We are delighted to announce that it is now possible to search for copy specific details of books in Special Collections via our rare books search.
One of the most important and fascinating aspects of studying rare books is in examining these copy specific features. They are the differences that are found if you look carefully at any two (or more) copies of an early book.
Most books printed in the hand-press period (usually prior to about 1800) are unique in some way. Many of these idiosyncrasies arise from the treatment and care the books may have had throughout their history, in passing through the hands of successive owners.
In describing rare books, we pay special attention to these features, looking in particular at: bindings; evidence of previous ownership (bookplates, presentation inscriptions etc); evidence of previous use (manuscript annotations/corrections/inserted letters etc); and embellishment (added decoration/illustrations).
Such information is crucial to book historians, who answer questions about the cultural importance, transmission and impact of these objects by examining copy specific details.
We have included this information in cataloguing our books for many years, but it has only now become possible to search for these details.

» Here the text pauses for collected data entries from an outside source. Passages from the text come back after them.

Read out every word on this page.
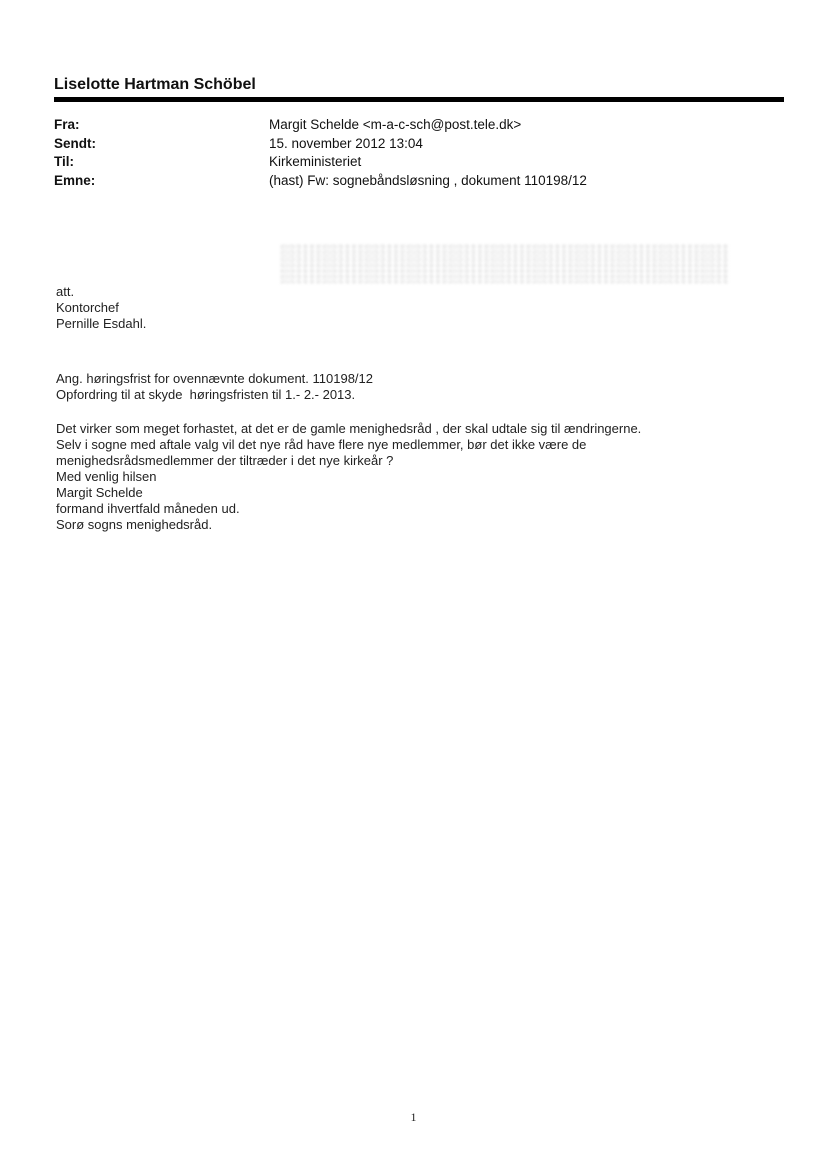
Liselotte Hartman Schöbel
Fra:	Margit Schelde <m-a-c-sch@post.tele.dk>
Sendt:	15. november 2012 13:04
Til:	Kirkeministeriet
Emne:	(hast) Fw: sognebåndsløsning , dokument 110198/12
att.
Kontorchef
Pernille Esdahl.
Ang. høringsfrist for ovennævnte dokument. 110198/12
Opfordring til at skyde  høringsfristen til 1.- 2.- 2013.
Det virker som meget forhastet, at det er de gamle menighedsråd , der skal udtale sig til ændringerne.
Selv i sogne med aftale valg vil det nye råd have flere nye medlemmer, bør det ikke være de
menighedsrådsmedlemmer der tiltræder i det nye kirkeår ?
Med venlig hilsen
Margit Schelde
formand ihvertfald måneden ud.
Sorø sogns menighedsråd.
1
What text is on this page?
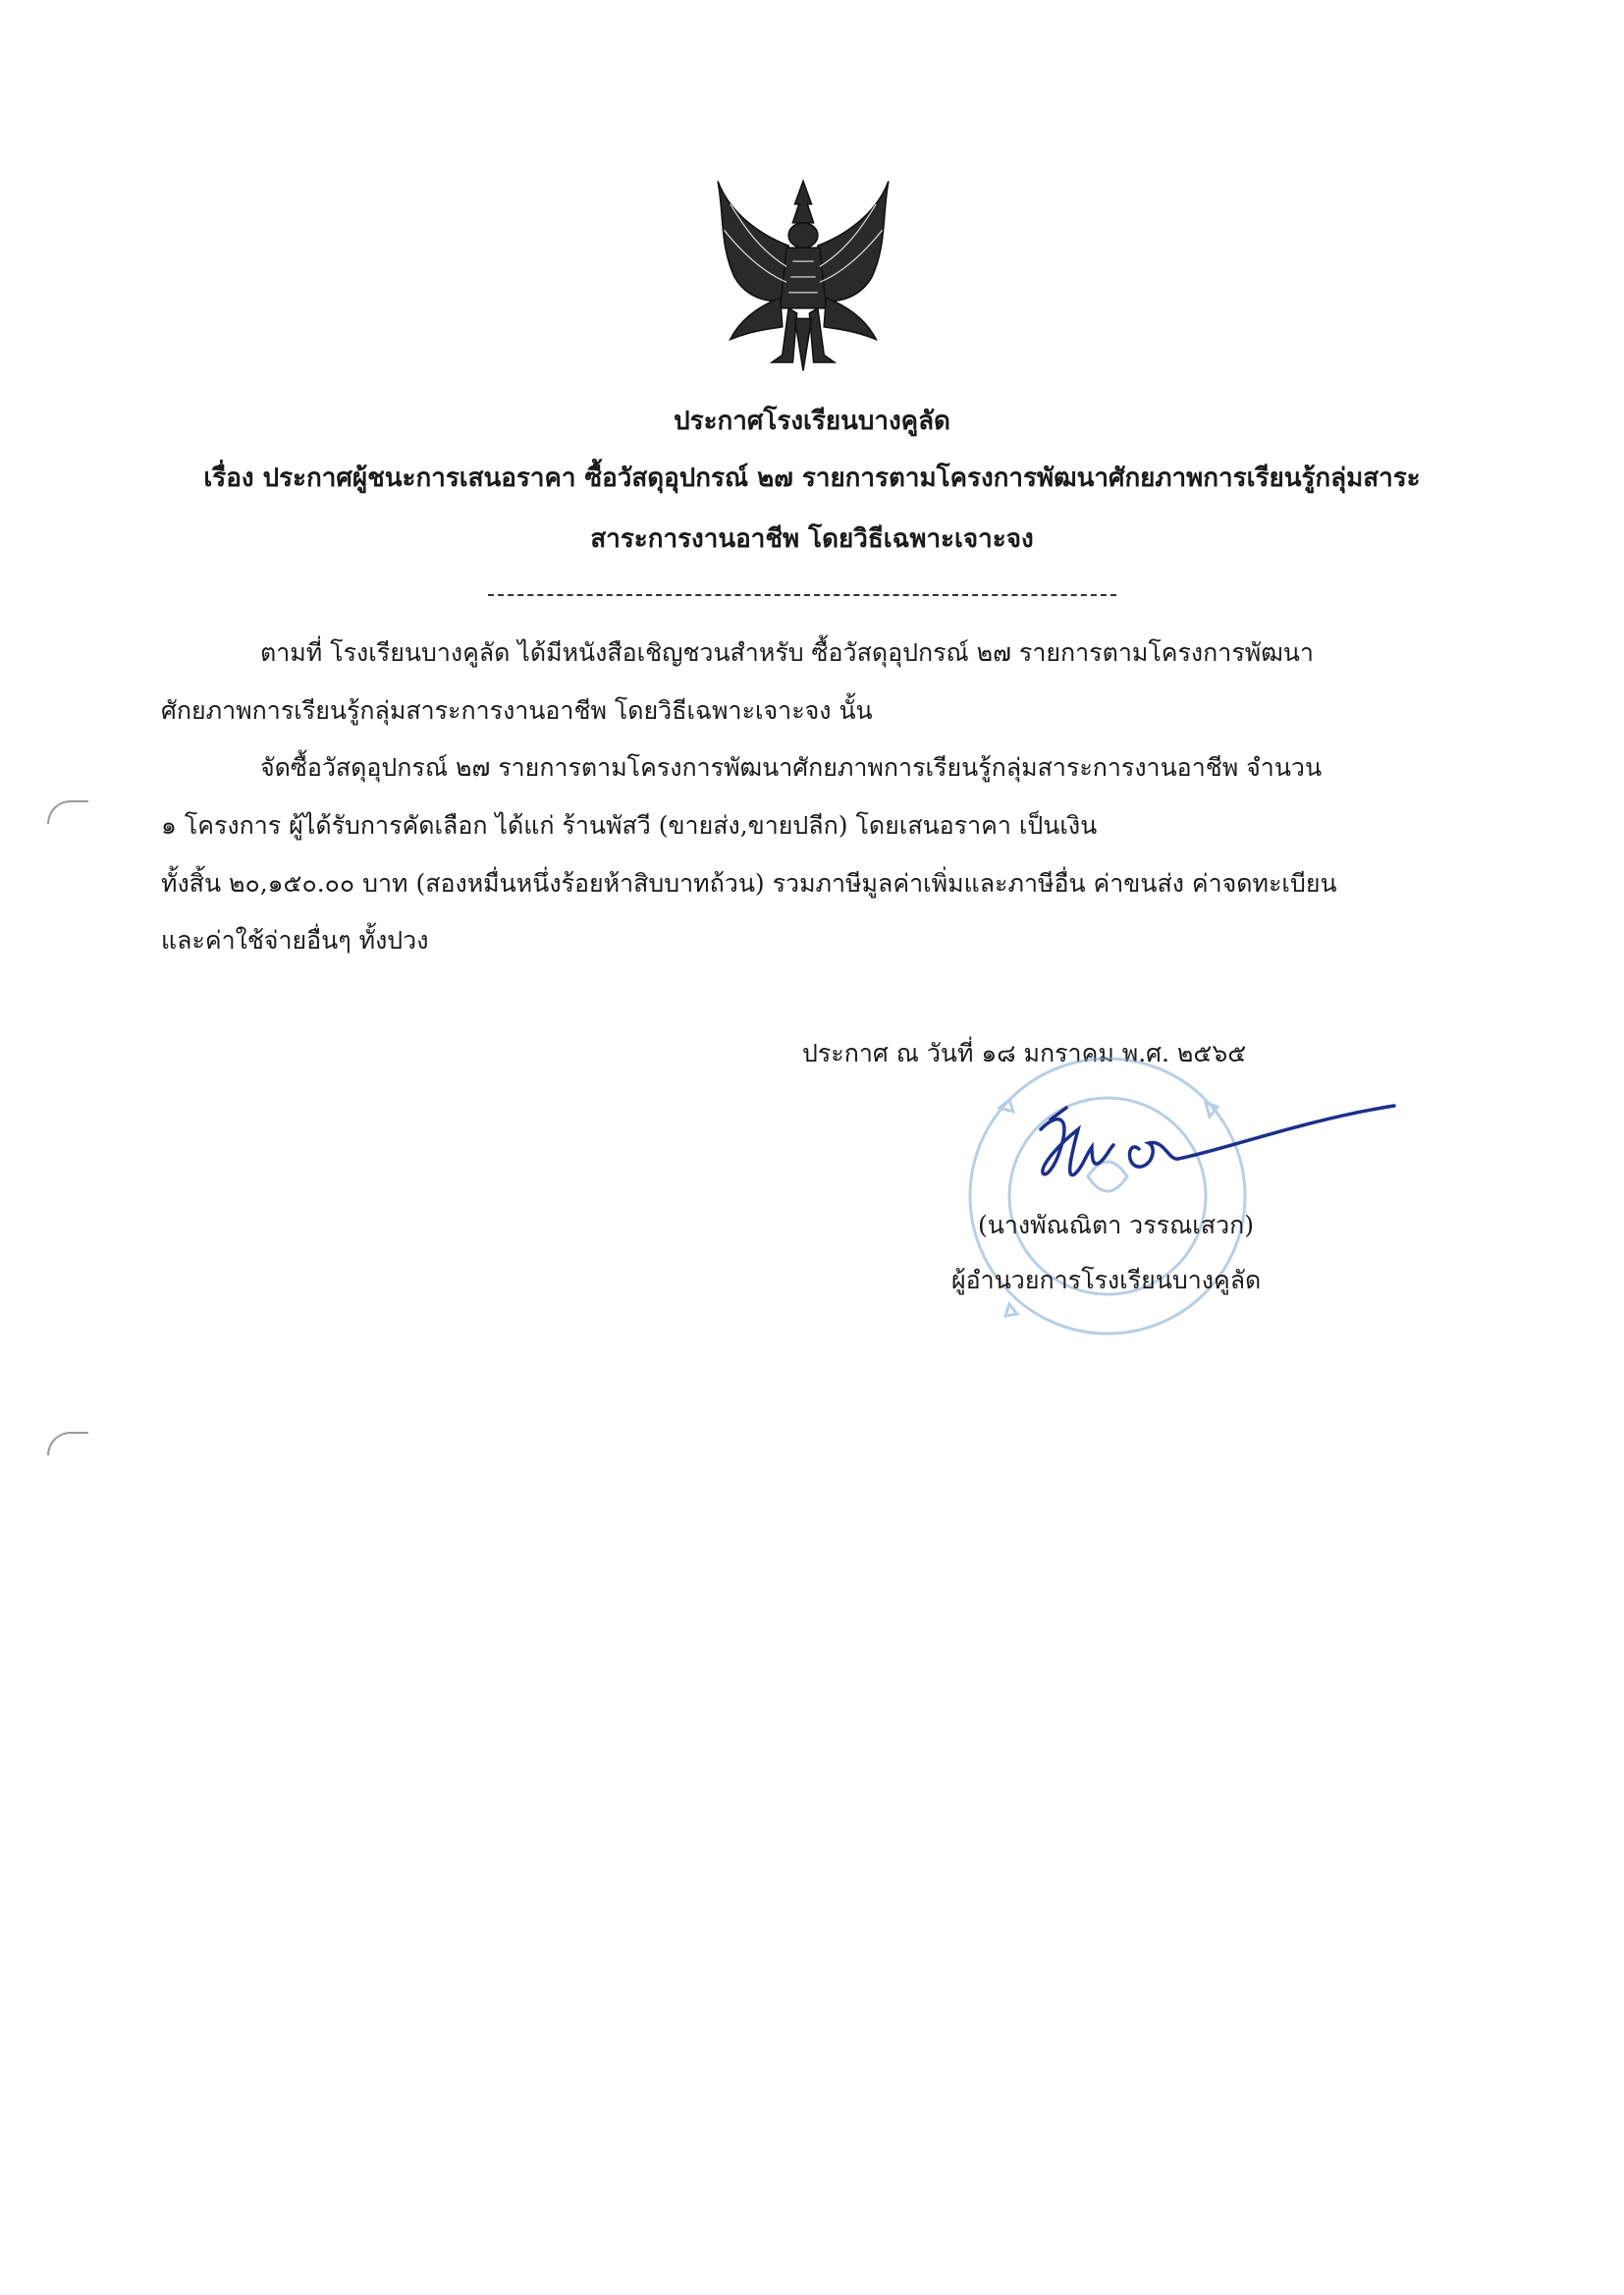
ประกาศโรงเรียนบางคูลัด
เรื่อง ประกาศผู้ชนะการเสนอราคา ซื้อวัสดุอุปกรณ์ ๒๗ รายการตามโครงการพัฒนาศักยภาพการเรียนรู้กลุ่มสาระ
สาระการงานอาชีพ โดยวิธีเฉพาะเจาะจง
ตามที่ โรงเรียนบางคูลัด ได้มีหนังสือเชิญชวนสำหรับ ซื้อวัสดุอุปกรณ์ ๒๗ รายการตามโครงการพัฒนา
ศักยภาพการเรียนรู้กลุ่มสาระการงานอาชีพ โดยวิธีเฉพาะเจาะจง นั้น
จัดซื้อวัสดุอุปกรณ์ ๒๗ รายการตามโครงการพัฒนาศักยภาพการเรียนรู้กลุ่มสาระการงานอาชีพ จำนวน
๑ โครงการ ผู้ได้รับการคัดเลือก ได้แก่ ร้านพัสวี (ขายส่ง,ขายปลีก) โดยเสนอราคา เป็นเงิน
ทั้งสิ้น ๒๐,๑๕๐.๐๐ บาท (สองหมื่นหนึ่งร้อยห้าสิบบาทถ้วน) รวมภาษีมูลค่าเพิ่มและภาษีอื่น ค่าขนส่ง ค่าจดทะเบียน
และค่าใช้จ่ายอื่นๆ ทั้งปวง
ประกาศ ณ วันที่ ๑๘ มกราคม พ.ศ. ๒๕๖๕
(นางพัณณิตา วรรณเสวก)
ผู้อำนวยการโรงเรียนบางคูลัด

This is a massive improvement in providing access to our books for those who are interested in provenance research and material culture.
You may retrieve this information by using either the library quicksearch or rare books search, but I recommend using the rare books search to focus your results on our material. Try, for example, inputting keywords such as “manuscript annotations” or “blind stamped” to see the kind of results possible.
Of course, you may as usual combine this search with other keywords/limits to narrow your searches.
You will see the relevant results labelled as “copy specific” in the full version of the records retrieved.